The garden is going off right now with daily handfuls of tomatoes, cucumbers, zucchini, peas, with eggplant and peppers starting to come in and corn just about ready to go. I’m digging all these nooks and crannies.


A wall of food.


Cattails for the first time.


Penthouse view.


I had a mole infestation for the first time last week. I think it was driven off premises by a combo of my harassment and a several-day deluge that flooded it’s tunnels, but I have a feeling it’s back…

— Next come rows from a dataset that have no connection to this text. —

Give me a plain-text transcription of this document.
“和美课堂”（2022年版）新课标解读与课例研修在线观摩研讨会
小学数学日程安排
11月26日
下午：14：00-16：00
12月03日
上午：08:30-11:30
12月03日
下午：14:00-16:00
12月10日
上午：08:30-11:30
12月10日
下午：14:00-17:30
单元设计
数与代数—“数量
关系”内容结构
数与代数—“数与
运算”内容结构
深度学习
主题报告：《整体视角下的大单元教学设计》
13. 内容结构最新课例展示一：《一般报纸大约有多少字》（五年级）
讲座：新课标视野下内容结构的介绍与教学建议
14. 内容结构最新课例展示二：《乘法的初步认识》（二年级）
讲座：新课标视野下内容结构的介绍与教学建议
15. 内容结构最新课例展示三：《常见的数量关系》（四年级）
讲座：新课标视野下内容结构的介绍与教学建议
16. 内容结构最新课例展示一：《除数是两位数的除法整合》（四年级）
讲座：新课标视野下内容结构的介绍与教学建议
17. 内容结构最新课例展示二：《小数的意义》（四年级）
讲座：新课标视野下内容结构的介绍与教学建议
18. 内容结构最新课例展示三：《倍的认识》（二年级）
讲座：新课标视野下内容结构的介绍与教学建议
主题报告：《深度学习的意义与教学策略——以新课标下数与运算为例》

Hope everyone’s having a great summer so far!


Comfrey Compost Tea

I intended to include this in my last post but forgot. A few weeks ago I wrote about my first attempt at making comfrey compost tea. I started with a trash can full of fresh leaf and stem cuttings, and several weeks later it had decomposed down to this:


I was expecting to get a concentrated liquid that I could bottle and dilute to use as needed, which his not quite what I ended up with. Maybe I need to let the next batch go a little longer, but this was a lot more sludge and lot a less liquid than I had anticipated. I won’t say it didn’t stink, but it wasn’t as raunchy as I think it would have been if I had added water at the beginning of the process. It did, however, get progressively funky the longer it sat out.

I tried straining it for a while but I wasn’t making much progress, so I ended up just chucking the whole mess back into the trash can, filling it up halfway with water, and then ladling it throughout the garden.

I don’t know how much it helped, but I have another batch going now that I’ll let go a little longer and see if I get a better juice:sludge quotient.